Le scelte tecnologiche sono anche politiche: il caso radio digitale

Anselmo Grotti

Secondo un modo ingenuo di pensare, la tecnologia “va avanti”. Poiché ogni tentativo di “fermarla” è illusorio, non ci resta che accettare di volta in volta il fatto compiuto, perché “inevitabile” e dovuto proprio alla stessa realtà delle cose. In realtà l’affermarsi di una determinata tecnologia è un evento complesso, che dipende da molti fattori, alcuni dei quali hanno poco a che fare con aspetti tecnici. Nel passato ad esempio lo standard VHS delle videocassette non era quello tecnicamente migliore, ma è stato imposto dal marketing.

Oggi un caso molto interessante è rappresentato dalla radio digitale. La radio digitale (DAB e DAB+) rispetto alla diffusione analogica presenta numerosi vantaggi. Il principale è la qualità del suono, molto migliore, sostanzialmente paragonabile a quella che si ha nell’ascolto di un CD. Inoltre è possibile veicolare anche servizi innovativi potendo trasmettere anche dati ulteriori oltre il suono in senso stretto. Naturalmente richiede un certo investimento negli impianti di trasmissione, mente i costi per l’utente finale non sono superiori a quelli necessari all’acquisto di una radio FM.

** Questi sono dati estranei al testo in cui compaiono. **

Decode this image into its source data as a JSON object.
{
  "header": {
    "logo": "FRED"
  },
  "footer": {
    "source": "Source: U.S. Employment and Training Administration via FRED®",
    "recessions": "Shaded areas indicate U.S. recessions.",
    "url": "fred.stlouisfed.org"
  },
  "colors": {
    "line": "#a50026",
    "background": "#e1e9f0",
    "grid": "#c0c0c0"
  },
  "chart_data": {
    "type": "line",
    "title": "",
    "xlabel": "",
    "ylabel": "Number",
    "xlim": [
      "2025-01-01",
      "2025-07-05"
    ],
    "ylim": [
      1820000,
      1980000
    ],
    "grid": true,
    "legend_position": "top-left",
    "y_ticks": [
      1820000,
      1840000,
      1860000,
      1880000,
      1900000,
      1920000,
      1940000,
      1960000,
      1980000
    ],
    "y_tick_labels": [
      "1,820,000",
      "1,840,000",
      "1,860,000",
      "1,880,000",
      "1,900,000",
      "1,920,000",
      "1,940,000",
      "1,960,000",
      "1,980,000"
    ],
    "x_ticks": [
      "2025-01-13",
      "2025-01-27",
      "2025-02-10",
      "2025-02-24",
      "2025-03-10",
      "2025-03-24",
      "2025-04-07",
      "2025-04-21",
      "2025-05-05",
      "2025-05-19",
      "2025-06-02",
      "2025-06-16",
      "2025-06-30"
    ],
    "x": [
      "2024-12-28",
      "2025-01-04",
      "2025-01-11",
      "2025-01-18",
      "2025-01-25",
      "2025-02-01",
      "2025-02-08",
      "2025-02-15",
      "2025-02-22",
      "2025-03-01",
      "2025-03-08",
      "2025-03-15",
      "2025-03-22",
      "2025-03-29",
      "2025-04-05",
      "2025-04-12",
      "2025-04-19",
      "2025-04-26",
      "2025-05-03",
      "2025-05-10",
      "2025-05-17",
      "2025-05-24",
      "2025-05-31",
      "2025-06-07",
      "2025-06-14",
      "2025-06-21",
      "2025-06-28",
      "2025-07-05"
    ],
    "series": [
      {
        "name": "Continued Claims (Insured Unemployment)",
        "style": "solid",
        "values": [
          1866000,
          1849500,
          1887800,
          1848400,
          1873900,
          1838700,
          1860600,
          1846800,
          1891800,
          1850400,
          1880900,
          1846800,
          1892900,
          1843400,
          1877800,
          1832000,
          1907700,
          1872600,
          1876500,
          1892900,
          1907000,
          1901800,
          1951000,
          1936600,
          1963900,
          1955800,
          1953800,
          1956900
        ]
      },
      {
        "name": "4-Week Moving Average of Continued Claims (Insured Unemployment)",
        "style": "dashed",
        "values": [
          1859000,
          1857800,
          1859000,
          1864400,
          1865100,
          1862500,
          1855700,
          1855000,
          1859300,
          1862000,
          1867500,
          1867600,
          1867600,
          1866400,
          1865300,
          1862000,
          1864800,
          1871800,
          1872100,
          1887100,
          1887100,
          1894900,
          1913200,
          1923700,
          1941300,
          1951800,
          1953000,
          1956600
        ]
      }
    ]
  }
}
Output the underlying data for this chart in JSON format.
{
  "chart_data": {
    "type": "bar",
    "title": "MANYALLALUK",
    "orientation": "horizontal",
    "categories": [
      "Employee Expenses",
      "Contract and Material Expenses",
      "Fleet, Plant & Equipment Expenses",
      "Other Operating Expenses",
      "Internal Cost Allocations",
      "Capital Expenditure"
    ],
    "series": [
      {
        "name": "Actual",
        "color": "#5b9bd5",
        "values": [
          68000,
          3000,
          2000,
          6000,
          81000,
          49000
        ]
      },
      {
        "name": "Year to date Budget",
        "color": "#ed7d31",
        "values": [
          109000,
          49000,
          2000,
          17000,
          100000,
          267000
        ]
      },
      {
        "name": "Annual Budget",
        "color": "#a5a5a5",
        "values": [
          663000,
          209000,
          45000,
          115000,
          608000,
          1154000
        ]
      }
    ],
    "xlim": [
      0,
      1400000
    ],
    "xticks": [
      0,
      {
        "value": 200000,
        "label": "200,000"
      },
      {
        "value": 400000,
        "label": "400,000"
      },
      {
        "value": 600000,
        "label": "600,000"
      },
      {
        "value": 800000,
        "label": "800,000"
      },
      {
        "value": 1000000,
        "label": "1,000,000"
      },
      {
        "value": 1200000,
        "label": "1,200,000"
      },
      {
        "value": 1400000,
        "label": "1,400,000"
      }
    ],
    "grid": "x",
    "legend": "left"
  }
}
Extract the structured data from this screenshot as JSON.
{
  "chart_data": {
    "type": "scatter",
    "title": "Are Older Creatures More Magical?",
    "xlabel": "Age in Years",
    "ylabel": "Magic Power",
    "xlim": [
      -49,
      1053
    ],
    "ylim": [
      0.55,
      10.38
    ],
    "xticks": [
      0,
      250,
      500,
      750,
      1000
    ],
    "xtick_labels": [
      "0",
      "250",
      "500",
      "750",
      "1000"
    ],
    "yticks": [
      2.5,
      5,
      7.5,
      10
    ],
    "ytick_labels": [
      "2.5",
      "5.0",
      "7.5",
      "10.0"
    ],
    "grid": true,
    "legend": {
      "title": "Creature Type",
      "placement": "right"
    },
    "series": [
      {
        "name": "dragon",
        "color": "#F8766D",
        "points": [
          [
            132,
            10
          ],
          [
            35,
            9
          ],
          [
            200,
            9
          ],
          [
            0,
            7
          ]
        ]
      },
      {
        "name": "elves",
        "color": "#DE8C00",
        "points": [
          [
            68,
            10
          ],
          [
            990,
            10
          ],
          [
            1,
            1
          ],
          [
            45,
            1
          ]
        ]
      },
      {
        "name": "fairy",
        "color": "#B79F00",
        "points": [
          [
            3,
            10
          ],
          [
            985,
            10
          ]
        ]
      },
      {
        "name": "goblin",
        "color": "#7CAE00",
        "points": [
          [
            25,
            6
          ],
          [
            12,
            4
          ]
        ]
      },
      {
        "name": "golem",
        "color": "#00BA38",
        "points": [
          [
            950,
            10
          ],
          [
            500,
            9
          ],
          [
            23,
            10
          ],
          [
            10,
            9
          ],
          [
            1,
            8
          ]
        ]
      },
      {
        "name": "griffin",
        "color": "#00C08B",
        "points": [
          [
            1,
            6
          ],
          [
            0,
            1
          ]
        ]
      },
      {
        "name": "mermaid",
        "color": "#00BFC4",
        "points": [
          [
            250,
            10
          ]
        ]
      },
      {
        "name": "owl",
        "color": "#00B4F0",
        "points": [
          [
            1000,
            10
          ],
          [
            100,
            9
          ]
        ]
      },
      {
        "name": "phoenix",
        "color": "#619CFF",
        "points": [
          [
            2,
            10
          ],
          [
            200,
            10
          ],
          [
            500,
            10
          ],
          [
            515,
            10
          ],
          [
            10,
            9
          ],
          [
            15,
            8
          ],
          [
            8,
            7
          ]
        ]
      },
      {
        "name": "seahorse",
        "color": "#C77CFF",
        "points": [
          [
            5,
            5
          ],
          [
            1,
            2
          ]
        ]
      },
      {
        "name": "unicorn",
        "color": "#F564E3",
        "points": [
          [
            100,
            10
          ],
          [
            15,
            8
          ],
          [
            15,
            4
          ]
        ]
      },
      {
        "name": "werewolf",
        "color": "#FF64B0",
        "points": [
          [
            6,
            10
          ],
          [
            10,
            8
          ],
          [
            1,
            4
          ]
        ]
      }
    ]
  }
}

Nonostante questo, la diffusione del segnale DAB stenta a decollare in Italia. Ad oggi le stazioni Rai (canali 1, 2, 3, rd4, rd5 GrParlamento e Isoradio) coprono la valle Padana, le zone di Roma e Napoli, porzioni di Sardegna e Sicilia. Intere regioni, come la Toscana, ne sono completamente escluse.  La Gran Bretagna programma il definitivo passaggio al digitale nel 2018, quando sarà spento il vecchio segnale FM. In Italia si è preferito per ora attendere – non ci si è dati nessuna scadenza- , e comunque puntare su quello che si chiama outdoor, l’esterno. Poiché di fatto la radio è ascoltata soprattutto in macchina, la scelta ha privilegiato le autostrade, visto che si è interessati soprattutto a vendere pubblicità. Se vogliamo ascoltare la radio digitale in casa quindi non basta essere in una zona “coperta”. Dobbiamo essere in una zona con una eccellente copertura. Il che è un po’ paradossale, perché se è vero che è sempre meglio ascoltare la musica in alta qualità, l’automobile non è il luogo migliore per farlo – per gli inevitabili rumori d’ambiente.

Ecco allora il nostro esempio: la tecnologia c’è, a facile accesso, sostenibile. Ci potrebbe dare una esperienza di ascolto di maggiore qualità e migliori servizi. Ma poiché non ce ne rendiamo ancora conto fa fatica ad affermarsi e/o si afferma con logiche che privilegiano non il cittadino ma gruppi di potere. Il che non è senza conseguenze, perché persistiamo nell’atteggiamento di disattenzione e di banalizzazione. Una musichetta mille volte riutilizzata o il chiacchiericcio stereotipato di qualche conduttore sono gli stessi con un audio mediocre o eccellente. Una musica “vera” (di qualsiasi genere) e una voce che sa quello che dice sono molto valorizzate, direi “rispettate”, da una tecnologia di buon livello. Poiché quello che facciamo e il come lo facciamo ci struttura piano piano anche nel nostro profondo, l’ascolto trasandato e approssimativo diventa parte di noi. Dobbiamo imparare a scegliere, e a saper chiedere che almeno il servizio pubblico della Rai, cui paghiamo il canone,  sia attento a dare risposte adeguate. Anche nel DAB.